After extended negotiations, the parties partially settled this case. The Forest Service agreed to withdraw a number of the challenged decisions and conduct the appropriate environmental analysis for them. In return, Plaintiffs agreed to drop the remaining challenged decisions that arose outside California. Plaintiffs then challenged several decisions in California, and just won a victory on two of them! See “Updates” below for more on these victories.

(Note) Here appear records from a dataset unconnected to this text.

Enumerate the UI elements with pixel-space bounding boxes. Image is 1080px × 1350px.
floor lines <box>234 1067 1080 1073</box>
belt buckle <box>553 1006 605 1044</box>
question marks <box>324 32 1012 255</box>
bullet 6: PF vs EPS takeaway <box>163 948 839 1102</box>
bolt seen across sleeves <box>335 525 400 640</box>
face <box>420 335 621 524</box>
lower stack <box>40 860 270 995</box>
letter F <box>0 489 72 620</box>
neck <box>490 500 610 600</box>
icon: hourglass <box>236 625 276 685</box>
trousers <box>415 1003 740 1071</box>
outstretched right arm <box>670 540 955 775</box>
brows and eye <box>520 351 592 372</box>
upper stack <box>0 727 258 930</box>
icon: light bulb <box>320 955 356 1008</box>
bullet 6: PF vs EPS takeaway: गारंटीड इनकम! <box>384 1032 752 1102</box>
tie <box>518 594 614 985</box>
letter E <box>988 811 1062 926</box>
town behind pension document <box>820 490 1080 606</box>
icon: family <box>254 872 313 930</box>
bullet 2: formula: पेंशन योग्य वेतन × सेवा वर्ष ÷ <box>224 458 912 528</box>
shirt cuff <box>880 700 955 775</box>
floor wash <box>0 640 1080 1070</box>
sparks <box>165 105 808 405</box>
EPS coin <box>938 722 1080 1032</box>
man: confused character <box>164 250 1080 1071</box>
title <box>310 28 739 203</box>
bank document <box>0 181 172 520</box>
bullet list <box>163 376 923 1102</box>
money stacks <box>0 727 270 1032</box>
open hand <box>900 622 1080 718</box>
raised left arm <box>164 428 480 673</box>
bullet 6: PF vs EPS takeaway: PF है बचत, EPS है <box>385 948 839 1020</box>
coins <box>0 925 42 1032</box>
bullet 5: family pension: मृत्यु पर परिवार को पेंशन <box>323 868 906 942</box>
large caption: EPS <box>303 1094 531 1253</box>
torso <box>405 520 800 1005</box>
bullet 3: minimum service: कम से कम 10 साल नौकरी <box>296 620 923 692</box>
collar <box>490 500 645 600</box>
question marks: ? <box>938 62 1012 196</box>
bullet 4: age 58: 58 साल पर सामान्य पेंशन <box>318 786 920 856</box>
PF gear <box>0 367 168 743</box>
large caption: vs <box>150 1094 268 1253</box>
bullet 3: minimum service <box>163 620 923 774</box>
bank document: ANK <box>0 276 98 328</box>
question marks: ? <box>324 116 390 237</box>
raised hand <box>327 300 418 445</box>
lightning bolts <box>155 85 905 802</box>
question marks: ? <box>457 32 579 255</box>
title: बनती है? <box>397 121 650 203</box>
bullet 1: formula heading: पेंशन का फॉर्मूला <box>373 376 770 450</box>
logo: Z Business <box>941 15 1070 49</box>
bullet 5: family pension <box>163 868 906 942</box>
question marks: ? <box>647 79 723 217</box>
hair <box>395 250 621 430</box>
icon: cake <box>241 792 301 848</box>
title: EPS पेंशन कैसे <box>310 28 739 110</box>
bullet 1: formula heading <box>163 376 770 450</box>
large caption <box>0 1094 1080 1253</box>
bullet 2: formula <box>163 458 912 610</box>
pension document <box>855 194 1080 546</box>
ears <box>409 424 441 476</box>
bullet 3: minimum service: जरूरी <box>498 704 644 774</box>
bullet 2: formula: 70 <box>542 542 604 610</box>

After getting past numerous procedural battles in this case, Advocates for the West won a victory on its challenge to two grazing decisions in northern California where the Forest Service had conducted no environmental analysis.  U.S. District Court Judge Phyllis Hamilton ruled in our favor, throwing out both decisions.  On the Klamath National Forest near the border with Oregon, cattle grazing was harming recreation opportunities in the Marble Mountain Wilderness, with cattle trampling and defecating on campsites, meadows, lakes, and trails.  The Judge ruled that because of those impacts, the Forest Service had to complete a full environmental analysis to reauthorize grazing in the wilderness. On the Mendocino National Forest near the coast of California, the Forest Service did not have the necessary monitoring data to show that grazing was not causing any harm to vegetation, streams, and fish.  For both decisions, the agency now must go back and do appropriate environmental analyses to assess the full impacts of grazing on these resources.